Разговаривать с ним было бесполезно. Я сказал, что он забыл об элементарном приличии. Что живопись – далеко не всё.
Тут он меня перебил: «Для меня – всё».
Я не мог успокоиться, сказал, что его отношение к Каролине – это позор. Он бесчестит ее, и она несчастна с ним. Эмиас сказал, что все понимает и ему очень жаль. Жаль!
«Знаю, Мерри, – сказал он мне, – ты не веришь, но это правда. Из-за меня Каролина живет в аду, но она – святая и не жалуется. И к тому же, думаю, представляла, на что себя обрекает. Я в самом начале откровенно сказал, с каким эгоистом и раздолбаем ей придется иметь дело».
Я настоятельно рекомендовал ему не ломать семейную жизнь, подумать о ребенке и всем остальном. Сказал, что да, такая девушка, как Эльза, может сбить мужчину с толку, но даже ради нее самой он должен с ней порвать. Она слишком молода, бросилась в омут с головой, но потом опомнится и горько пожалеет. Посоветовал собраться, взять себя в руки, порвать с Эльзой и вернуться к жене.
– И что он ответил?
– Вроде бы смутился. Похлопал меня по плечу, сказал: «Хороший ты парень, Мерри, но чересчур сентиментальный. Подожди, пока закончу картину, и сам признаешь, что я прав».

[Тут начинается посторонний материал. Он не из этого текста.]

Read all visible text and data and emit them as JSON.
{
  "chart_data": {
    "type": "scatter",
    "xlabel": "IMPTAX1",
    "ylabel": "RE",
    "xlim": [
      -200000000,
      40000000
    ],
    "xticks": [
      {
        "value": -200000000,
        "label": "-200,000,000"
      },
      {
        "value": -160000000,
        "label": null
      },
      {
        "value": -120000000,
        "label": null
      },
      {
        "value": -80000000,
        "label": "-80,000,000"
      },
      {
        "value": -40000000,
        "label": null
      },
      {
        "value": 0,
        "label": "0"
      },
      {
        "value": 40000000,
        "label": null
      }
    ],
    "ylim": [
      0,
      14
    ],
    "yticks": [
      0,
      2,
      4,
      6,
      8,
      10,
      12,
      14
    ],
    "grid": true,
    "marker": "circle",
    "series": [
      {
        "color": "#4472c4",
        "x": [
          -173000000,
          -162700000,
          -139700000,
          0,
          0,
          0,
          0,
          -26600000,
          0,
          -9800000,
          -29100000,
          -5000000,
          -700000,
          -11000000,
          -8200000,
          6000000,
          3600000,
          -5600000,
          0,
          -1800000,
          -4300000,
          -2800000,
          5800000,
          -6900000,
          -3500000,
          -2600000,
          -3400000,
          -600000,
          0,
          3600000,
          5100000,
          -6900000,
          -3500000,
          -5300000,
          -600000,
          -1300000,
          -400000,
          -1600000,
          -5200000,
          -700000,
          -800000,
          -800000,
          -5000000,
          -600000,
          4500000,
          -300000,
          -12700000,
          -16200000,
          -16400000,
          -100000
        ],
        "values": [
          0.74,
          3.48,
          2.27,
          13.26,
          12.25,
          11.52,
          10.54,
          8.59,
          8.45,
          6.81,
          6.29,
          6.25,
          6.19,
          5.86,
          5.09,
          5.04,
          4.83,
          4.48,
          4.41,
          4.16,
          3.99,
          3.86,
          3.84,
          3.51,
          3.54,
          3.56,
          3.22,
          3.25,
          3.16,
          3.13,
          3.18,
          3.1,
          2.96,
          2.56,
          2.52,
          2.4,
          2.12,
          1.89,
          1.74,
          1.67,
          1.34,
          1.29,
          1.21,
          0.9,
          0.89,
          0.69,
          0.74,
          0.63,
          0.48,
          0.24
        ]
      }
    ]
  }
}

«Пошли к черту картину», – ответил я. Он усмехнулся и сказал, что это «не по силам всем невротичкам в Англии». Я заметил, что было бы пристойнее до окончания картины сохранить отношения с Эльзой в тайне от Каролины. Эмиас заявил, что он не виноват, что это Эльза всем вокруг растрезвонила, что, мол, иначе будет нечестно, а ей нужно, чтобы все было ясно и откровенно. В каком-то смысле понять девушку можно. Как бы дурно себя ни вела, она хотя бы старалась быть честной и уже за одно только это заслужила уважение.
– Честность нередко лишь добавляет боли и печали, – заметил Эркюль Пуаро.
Мередит Блейк посмотрел на него с сомнением, как если бы эта мысль пришлась ему не по вкусу, и вздохнул.
– Мы все переживали не самое лучшее время.
– Похоже, единственным, на ком это никак не отразилось, был Эмиас Крейл, – сказал детектив.
– А почему? Потому что он был законченным эгоистом. Помню, напоследок ухмыльнулся и сказал: «Не тревожься, Мерри, все уладится!»
– Неисправимый оптимист, – проворчал Пуаро.
– Такие, как он, не принимают женщин всерьез. Мне следовало бы предупредить его, что Каролина дошла до последней черты.
– Она сама вам так сказала?
– Словами – нет, но мне навсегда запомнилось ее лицо в тот день. Бледное и напряженное под маской напускного веселья. Говорила не умолкая, смеялась, но глаза… Такой боли, такой скорби я еще не видел. Трогательное зрелище. Какое нежное, хрупкое создание…
Минуту или две Пуаро молча смотрел на человека, явно не замечавшего несоответствия между своими словами и тем фактом, что они относятся к женщине, уже на следующий день намеренно убившей своего мужа.
Между тем Мередит Блейк продолжал. К этому времени он уже преодолел первоначальную подозрительность и враждебность в отношении гостя. Пуаро умел слушать, а его собеседник с удовольствием пользовался возможностью еще раз пережить прошлое. Теперь он обращался уже скорее к себе самому, чем к слушателю.